Which I didn't think I could do (see below).

If my mail client provided the capability to filter on those
headers, I'd probably already be doing so. Unfortunately, and
somewhat to my disappointment, Mozilla appears to be erring more on
the "don't let them configure things which might confuse them"
side... and unlike with browser preferences, there isn't even a
less user-friendly interface to do it anyway.

I use Mozilla too (hit Ctrl-u to see the full source of this email).

I knew about that part, at least.

Under tools, message filters, particular filter, there is a
customize... option in the drop-down for headers to filter on; in
that customize box you can add List-Post or X-Savane-Project or
X-BeenThere or any other header that you happen to notice that
appears in the list copy but not in the original copy of an email.

Yeah... I had specifically looked at that menu before writing, and had
somehow failed to notice that entry.

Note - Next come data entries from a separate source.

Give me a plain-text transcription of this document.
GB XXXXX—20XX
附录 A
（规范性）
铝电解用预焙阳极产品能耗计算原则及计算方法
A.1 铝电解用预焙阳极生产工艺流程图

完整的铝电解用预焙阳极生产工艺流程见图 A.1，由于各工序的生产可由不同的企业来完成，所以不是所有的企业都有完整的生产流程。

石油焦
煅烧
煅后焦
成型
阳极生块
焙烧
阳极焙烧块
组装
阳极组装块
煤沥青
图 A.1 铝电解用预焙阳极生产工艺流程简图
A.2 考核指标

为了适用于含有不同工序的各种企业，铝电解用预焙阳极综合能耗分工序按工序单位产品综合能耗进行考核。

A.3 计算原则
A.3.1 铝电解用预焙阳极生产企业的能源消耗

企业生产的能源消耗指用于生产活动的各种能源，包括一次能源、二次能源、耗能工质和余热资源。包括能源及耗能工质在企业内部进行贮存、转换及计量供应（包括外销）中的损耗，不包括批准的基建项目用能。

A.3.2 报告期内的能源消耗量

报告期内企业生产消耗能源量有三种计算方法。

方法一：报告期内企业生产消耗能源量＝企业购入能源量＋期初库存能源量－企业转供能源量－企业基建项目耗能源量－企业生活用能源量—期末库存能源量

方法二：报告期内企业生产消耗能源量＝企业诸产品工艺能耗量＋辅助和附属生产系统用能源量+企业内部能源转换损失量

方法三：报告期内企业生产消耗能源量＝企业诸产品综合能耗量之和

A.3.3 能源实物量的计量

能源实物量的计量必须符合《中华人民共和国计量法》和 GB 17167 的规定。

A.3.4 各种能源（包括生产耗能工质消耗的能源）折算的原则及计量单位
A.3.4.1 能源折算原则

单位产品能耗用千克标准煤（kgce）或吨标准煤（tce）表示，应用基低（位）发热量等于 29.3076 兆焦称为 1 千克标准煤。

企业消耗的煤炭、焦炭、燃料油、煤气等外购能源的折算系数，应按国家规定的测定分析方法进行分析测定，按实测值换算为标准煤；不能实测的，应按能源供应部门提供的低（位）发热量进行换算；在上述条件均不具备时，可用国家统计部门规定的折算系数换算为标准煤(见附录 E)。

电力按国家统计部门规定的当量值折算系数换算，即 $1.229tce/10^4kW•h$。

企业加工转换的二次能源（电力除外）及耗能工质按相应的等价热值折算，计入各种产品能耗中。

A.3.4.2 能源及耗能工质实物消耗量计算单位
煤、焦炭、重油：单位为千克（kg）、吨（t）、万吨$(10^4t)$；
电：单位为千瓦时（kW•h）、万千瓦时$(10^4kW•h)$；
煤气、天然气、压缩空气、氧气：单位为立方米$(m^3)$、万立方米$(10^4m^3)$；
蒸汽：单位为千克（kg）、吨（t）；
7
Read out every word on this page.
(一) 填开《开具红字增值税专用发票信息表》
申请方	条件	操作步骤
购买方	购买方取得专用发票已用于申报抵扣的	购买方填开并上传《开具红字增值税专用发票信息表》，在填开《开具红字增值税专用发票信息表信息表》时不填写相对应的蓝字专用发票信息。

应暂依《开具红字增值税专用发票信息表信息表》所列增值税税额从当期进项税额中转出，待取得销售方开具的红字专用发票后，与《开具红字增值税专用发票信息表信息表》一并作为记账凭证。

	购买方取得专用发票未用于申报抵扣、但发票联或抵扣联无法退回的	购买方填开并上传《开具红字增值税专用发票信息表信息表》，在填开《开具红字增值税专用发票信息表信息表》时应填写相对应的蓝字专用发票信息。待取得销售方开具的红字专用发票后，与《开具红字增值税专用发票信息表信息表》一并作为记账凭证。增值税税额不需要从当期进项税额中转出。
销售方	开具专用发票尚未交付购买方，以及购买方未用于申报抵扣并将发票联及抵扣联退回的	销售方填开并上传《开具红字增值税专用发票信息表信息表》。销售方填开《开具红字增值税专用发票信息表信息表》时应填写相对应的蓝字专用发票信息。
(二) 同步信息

I inadvertently sent a reply to
Brian Dessent's message offlist, instead of onlist (another issue with
absence of Reply-To: but a less critical one in some ways), and in the
resulting discussion he pointed the same thing out to me.

Now, my argument was that this whole email exchange should have been
public, so that it could be archived for anyone else who wanted to
search the web to see the list etiquette in use on the bug-coreutils
mailing list.  But I resisted, and have kept it private, since you
decided it was worth replying to me instead of the list.  So, I'm
purposefully setting the Reply-to: field in case you have anything
further to add.  But normally I don't pay too much attention to
people who email me instead of the list.

...would you believe, I hadn't even noticed that the reply I sent hadn't
gone to the list? As I said, another problem with the absence of
Reply-To. (Not that I plan to pursue the argument any further.)

Thanks for setting the header correctly to fix my mistake.

--
      The Wanderer

Warning: Simply because I argue an issue does not mean I agree with any
side of it.

Secrecy is the beginning of tyranny.